Fiqih I’tikaf

I’tikaf arti asalnya ibadah, maksudnya ibadah di masjid selama 10 hari dan malam terakhir Ramadlan tanpa keluar dari masjid kecuali untuk satu keperluan mendesak manusiawi yang tidak bisa diamalkan di masjid. Hukum i’tikaf sunnah muakkadah (sangat ditekankan) karena Nabi saw menganjurkan dan mengamalkan tanpa pernah melewatkannya sekalipun sampai akhir wafatnya. Bagi yang tidak mampu i’tikaf 10 hari/malam terakhir Nabi saw menganjurkan semampunya dengan batasan minimal tiga malam. Termasuk tetap dianjurkan untuk menghidupkan malamnya saja seandainya i’tikaf siang malam belum mampu diamalkan.

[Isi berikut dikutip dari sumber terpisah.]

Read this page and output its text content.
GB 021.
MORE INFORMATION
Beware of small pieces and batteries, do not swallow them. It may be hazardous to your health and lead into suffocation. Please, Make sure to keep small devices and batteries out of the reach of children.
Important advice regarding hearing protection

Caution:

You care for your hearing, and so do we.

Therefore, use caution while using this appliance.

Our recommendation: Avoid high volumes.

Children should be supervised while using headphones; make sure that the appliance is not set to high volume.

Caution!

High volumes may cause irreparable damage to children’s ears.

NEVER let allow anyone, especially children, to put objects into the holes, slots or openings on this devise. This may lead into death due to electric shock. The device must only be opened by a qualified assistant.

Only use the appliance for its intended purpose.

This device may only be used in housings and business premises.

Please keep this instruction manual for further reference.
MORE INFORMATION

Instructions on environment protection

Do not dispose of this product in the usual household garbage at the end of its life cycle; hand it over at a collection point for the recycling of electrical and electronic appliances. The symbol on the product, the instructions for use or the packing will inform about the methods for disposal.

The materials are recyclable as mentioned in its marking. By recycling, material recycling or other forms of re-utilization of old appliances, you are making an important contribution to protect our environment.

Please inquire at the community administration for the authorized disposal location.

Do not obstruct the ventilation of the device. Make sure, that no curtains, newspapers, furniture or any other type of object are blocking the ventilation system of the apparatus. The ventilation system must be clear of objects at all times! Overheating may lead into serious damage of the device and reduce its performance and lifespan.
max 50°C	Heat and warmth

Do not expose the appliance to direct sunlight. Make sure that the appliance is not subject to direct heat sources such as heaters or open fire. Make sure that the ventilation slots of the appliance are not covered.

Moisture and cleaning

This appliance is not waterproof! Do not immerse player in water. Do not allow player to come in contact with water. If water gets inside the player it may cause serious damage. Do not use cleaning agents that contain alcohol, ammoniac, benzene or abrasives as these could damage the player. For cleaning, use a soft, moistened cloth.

I’tikaf Ramadlan harus dilaksanakan di masjid berdasarkan firman Allah swt dalam al-Qur`an:

وَلَا تُبَٰشِرُوهُنَّ وَأَنتُمۡ عَٰكِفُونَ فِي ٱلۡمَسَٰجِدِۗ

Janganlah kalian campuri mereka (istri) sedang kalian beri’tikaf di dalam masjid (QS. al-Baqarah [2] : 187).

Yang Dilarang ketika I’tikaf
‘Aisyah ra kemudian menjelaskan:

السُّنَّةُ عَلَى الْمُعْتَكِفِ أَنْ لاَ يَعُودَ مَرِيضًا وَلاَ يَشْهَدَ جَنَازَةً وَلاَ يَمَسَّ امْرَأَةً وَلاَ يُبَاشِرَهَا وَلاَ يَخْرُجَ لِحَاجَةٍ إِلاَّ لِمَا لاَ بُدَّ مِنْهُ وَلاَ اعْتِكَافَ إِلاَّ بِصَوْمٍ وَلاَ اعْتِكَافَ إِلاَّ فِى مَسْجِدٍ جَامِعٍ

Sunnah bagi orang yang beri’tikaf adalah tidak menengok orang yang sakit, menghadiri jenazah, menyentuh istri dan bercumbu dengannya, dan tidak keluar dari masjid kecuali karena suatu keperluan yang tidak bisa dilaksanakan di masjid. Tidak ada i’tikaf kecuali dengan shaum dan tidak ada i’tikaf kecuali di masjid jami’ (yang ada shalat berjama’ah dan jum’at) (Sunan Abi Dawud bab al-mu’takif ya’udul-maridl no. 2475).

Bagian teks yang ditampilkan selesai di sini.